Beautiful, Yet Broken

Once in a college Bible class, I remember observing some ancient broken pottery discovered in an archaeological dig.  These pieces used to be whole useful pots and vessels, but now they were in shambles.  However, the professor had one whole pot that was reassembled from several shards of pottery.  While it was old and fragile, I couldn’t help but see its beauty.  How amazing it was that even after thousands of years, the broken pieces could be reconstructed!  It was a perfect picture of what Jesus does for us.  He makes hopelessly broken things gloriously beautiful.  

The closer you get to something, the more of its imperfections you see.  Ever look in a mirror?  Everything is that way, that is, except the Lord.  The closer you get to Him, the more of His perfection you see.  Take marriage for example.  When you were dating, perhaps you were “love struck” and failed to see a real beautiful yet broken person in front of you.  All you could see was their beauty.  As time went on, you would soon realize that person had bad breath, bad habits, and even a bad attitude. Funny thing is, so did you!  The more you dug, the more broken they became.  Hopefully, you didn’t dump them for being imperfect.  Hopefully, you saw beyond their faults to the person they are and could be in Christ.  In marriage, you grow daily with one another in Christ.  While flawed, imperfect, and sinful, Jesus continues to transform from glory to glory in His image (2 Corinthians 3:18).  He does the same for you.  

Marriage is God joining two imperfect people through a perfect Savior to make them into what they could not be without Him.  Beautiful, yet broken.  In Christ, we don’t throw away broken people, we see the beauty they are and can become.  We “bear with one another and forgive one another” (Colossians 3:13; Ephesians 4:2).  When Jesus saw broken people, He was moved with compassion and wanted to shepherd them (Matthew 9:36).  Love, as 1 Corinthians 13 tells us, is patient, kind, forgiving, humble, honoring, selfless, gentle, truthful, protecting, trusting, hopeful, and enduring.  These qualities are necessities in beautiful yet broken relationships.

The church is also beautiful yet broken.  The closer you get to a church, the more of its imperfections you will see.  Any church.  Even that new one you found that’s “perfect”.  One must remember its beautiful yet broken and in desperate need of Jesus.  One must also remember they too are a beautiful yet broken church member and in that same desperate need.  Just as in a marriage, church members must exercise Colossians 3:13, Matthew 9:36, 1 Corinthians 13:4-7 and so many more verses.  Jesus makes us beautiful because we are redeemed by His blood and made in His image.  He takes the church’s brokenness and sin and cleanses and forgives, “to present her to Himself as a radiant church, without stain or wrinkle or any other blemish, but holy and blameless” (Ephesians 5:27).  

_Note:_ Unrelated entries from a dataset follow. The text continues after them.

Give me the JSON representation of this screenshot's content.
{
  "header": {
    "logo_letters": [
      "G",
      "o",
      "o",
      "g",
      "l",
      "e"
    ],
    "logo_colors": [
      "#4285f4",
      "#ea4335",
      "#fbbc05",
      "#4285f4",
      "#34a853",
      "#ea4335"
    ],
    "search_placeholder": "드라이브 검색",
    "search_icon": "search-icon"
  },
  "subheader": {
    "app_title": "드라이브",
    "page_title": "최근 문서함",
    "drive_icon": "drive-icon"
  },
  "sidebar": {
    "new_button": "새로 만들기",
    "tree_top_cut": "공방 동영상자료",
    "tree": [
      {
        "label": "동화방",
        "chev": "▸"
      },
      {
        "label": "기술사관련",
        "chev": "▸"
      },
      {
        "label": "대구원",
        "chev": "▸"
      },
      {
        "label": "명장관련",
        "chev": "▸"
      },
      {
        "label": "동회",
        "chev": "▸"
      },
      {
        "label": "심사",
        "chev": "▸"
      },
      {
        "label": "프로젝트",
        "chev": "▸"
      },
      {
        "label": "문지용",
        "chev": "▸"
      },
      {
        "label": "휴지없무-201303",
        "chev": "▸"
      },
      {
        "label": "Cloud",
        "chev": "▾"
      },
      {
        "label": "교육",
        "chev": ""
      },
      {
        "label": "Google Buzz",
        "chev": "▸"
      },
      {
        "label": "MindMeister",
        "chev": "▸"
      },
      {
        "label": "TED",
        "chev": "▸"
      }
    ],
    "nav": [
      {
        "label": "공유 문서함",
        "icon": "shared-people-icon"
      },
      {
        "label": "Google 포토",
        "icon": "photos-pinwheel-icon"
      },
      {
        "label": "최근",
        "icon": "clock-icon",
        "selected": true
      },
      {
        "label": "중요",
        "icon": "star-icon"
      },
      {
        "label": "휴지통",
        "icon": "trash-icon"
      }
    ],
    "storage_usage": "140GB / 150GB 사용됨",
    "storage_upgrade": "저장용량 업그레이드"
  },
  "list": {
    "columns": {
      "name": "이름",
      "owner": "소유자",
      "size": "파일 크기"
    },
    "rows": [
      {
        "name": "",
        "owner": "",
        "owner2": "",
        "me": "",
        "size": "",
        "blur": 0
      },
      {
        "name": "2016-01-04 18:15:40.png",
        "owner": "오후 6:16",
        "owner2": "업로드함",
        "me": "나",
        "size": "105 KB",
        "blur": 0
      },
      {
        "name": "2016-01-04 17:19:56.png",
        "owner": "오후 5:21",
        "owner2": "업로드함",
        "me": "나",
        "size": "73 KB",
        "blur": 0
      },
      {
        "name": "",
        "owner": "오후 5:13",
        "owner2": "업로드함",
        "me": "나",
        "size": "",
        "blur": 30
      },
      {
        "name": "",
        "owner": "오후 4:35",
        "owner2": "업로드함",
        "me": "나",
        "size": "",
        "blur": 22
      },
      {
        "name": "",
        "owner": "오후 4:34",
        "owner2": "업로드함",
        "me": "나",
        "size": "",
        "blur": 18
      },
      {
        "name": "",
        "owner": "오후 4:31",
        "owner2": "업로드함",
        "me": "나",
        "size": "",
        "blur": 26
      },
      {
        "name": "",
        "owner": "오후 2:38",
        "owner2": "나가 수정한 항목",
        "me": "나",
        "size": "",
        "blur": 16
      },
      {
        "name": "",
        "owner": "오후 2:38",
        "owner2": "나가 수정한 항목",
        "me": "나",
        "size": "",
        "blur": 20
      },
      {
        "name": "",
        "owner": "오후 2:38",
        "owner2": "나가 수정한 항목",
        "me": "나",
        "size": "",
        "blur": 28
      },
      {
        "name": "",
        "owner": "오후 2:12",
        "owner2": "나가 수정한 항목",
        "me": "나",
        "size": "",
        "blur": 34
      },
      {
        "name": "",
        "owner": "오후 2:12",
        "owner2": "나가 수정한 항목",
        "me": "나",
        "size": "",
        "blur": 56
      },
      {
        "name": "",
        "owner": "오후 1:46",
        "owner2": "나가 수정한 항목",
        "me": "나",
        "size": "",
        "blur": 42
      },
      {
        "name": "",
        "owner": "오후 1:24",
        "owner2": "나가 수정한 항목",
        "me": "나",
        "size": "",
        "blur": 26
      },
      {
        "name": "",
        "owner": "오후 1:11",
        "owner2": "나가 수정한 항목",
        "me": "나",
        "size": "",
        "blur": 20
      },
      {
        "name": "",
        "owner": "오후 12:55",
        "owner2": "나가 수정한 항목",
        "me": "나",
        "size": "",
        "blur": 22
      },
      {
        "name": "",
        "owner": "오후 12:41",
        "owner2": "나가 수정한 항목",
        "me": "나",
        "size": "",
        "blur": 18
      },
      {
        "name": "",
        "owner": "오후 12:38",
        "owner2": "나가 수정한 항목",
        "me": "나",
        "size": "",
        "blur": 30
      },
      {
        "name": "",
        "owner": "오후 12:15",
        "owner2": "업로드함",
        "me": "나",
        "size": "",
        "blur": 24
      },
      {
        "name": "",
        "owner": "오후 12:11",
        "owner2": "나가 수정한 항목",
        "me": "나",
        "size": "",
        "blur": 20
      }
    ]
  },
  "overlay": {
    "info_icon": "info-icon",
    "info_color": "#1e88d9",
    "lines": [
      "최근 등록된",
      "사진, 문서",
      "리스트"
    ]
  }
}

One of the most beautiful qualities of a marriage or a church is that they know they are beautiful yet broken.  This causes them to depend upon Jesus humbly and desperately.  They realize they need the Potter that is Christ to reconstruct them on His wheel of grace and mercy.  In turn, they know they must forgive one another, be compassionate, bear with one another, be patient, kind, selfless, gentle, truthful, protecting, trusting, hopeful, and enduring.  These are the marks of a beautiful yet broken people, and that’s what makes them so genuine and attractive.  When you find beautiful yet broken people with these qualities, never let them go.